In line with his liking of "The Candidate," Canby recently fabricated a cardboard cultist in order to make a distinction between the presumed merits of Michael Ritchie's direction in "The Candidate" and the irrelevance of that direction in the Ritchie-directed gangster movie "PRIME CUT" which opened the previous day. Curiously, Ritchie's directorial vision has remained remarkably consistent with three different script writers (James Salter for "Downhill Racer," Robert Dillon for "Prime Cut," and Larner for "Candidate"). The editing is nervous, the sense of rapport hopelessly fragmented. Scenes will end with some of the participants brusquely excluded from the final shot, a mannerism particularly evident in the two Redford movies. "Prime Cut" has an idiotic pot in the new vein of gangster sentimentality popularized if not universalized by "The Godfather." Good gangsters don't do much of anything except flaunt their machismo in a regal manner, whereas bad gangsters deal in narcotics, prostitution, and in plain deviltry. Lee Marvin's gangster in "Prime Cut" actually comes out of a Dickens novel as the savior of little Nells victimized by Gene Hackman's Upton Sinclair-type gangster who compounds all his assorted villainies by expressing a loathing for the inner city from his vantage point in Middle America. "Prime Cut" is so cut and dries as a commercial staple that Ritchie was free to concentrate on scenic compositions as derisive counterpoint to the bang-bang stuff. By contrast, Ritchie and Redford together are remarkably compatible in their winning-is-losing puerilities for "Downhill Racer" and "The Candidate."

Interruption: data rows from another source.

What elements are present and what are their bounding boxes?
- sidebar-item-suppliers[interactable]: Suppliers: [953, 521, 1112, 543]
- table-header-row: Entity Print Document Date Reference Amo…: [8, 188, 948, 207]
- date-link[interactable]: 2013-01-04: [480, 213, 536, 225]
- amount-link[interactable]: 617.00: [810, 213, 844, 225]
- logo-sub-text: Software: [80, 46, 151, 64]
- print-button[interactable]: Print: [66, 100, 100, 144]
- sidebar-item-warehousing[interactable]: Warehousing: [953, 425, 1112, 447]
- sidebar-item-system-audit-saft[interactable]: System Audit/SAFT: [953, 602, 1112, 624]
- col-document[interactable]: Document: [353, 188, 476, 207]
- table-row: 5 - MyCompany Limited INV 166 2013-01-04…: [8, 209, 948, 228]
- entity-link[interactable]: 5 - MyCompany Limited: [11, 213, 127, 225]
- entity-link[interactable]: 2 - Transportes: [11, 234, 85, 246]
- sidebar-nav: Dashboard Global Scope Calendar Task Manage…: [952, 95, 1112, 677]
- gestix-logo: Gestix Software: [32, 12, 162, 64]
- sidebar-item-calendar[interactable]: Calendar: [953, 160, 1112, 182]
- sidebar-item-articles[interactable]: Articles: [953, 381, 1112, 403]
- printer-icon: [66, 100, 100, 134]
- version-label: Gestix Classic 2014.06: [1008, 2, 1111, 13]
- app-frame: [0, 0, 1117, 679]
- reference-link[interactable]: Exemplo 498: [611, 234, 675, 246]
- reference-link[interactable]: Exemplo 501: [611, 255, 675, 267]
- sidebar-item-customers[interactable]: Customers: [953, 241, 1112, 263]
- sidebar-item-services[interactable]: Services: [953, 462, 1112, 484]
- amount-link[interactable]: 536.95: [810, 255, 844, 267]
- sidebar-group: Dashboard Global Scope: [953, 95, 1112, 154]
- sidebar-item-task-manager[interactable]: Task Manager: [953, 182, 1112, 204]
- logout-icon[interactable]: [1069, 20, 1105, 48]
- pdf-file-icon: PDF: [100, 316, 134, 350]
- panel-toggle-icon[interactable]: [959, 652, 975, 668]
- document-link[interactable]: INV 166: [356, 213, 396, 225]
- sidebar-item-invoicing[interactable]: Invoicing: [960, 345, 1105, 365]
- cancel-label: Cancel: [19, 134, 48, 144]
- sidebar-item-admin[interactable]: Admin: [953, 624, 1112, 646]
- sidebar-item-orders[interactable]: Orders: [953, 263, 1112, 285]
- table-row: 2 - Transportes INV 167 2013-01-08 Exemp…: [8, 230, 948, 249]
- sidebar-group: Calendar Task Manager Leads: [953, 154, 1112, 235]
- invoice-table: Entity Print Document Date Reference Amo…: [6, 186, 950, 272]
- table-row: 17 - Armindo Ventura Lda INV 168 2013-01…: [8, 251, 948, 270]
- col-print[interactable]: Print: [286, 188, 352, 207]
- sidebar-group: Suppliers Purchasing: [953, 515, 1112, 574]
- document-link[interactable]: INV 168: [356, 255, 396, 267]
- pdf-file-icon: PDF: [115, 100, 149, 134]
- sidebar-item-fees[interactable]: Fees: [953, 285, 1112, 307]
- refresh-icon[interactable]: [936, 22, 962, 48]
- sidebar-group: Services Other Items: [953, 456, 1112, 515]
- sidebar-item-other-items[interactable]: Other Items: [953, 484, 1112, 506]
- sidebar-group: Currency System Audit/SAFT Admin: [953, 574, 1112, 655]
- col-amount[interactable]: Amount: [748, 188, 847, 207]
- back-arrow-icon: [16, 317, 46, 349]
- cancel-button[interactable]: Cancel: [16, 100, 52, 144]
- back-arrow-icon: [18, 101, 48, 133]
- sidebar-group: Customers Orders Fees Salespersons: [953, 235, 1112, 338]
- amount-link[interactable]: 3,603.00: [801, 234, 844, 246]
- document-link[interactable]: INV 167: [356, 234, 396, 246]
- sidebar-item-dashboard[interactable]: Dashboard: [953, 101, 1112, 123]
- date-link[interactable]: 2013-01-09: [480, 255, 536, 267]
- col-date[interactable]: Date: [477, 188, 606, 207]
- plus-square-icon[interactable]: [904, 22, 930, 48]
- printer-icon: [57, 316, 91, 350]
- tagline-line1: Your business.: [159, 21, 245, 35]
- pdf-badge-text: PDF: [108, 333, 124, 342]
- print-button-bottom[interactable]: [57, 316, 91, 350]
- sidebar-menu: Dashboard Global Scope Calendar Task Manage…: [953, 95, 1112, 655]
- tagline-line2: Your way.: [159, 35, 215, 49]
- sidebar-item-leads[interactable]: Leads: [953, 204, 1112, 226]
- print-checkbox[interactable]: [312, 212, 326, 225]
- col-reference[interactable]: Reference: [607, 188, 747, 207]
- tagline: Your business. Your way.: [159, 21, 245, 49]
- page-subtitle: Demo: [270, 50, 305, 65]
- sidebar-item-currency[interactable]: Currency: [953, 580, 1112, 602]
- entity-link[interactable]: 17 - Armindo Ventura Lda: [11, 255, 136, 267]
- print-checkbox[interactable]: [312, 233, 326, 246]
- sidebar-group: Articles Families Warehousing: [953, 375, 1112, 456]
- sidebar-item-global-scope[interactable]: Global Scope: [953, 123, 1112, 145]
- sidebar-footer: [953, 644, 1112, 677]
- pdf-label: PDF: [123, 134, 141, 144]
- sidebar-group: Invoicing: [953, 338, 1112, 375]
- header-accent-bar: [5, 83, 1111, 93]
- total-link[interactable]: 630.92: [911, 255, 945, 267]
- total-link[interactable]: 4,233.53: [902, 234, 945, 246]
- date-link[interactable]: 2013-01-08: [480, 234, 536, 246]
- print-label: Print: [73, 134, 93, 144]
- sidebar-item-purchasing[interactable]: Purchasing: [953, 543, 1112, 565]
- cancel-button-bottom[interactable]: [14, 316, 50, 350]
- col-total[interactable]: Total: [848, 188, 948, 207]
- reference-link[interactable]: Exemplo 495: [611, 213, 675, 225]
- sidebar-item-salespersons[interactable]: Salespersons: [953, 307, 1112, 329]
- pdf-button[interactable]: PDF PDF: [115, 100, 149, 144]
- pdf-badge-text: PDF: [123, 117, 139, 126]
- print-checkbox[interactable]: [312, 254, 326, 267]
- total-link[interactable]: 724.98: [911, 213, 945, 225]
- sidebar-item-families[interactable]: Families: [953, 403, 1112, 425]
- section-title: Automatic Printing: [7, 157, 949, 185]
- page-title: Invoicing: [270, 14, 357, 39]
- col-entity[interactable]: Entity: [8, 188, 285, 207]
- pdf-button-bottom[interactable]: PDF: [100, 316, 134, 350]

It is something in the air. It can be found on stage in "The Championship Season" and on screen in "Marjoe." It is a chic attitude that is completely false and condescending and misleading. It is hatred for unfashionable people, an all-or-nothing Faustian fanaticism based on guilt, despair, and hypocrisy. It would be simply ridiculous if it were not potentially harmful in this year of very crucial decision.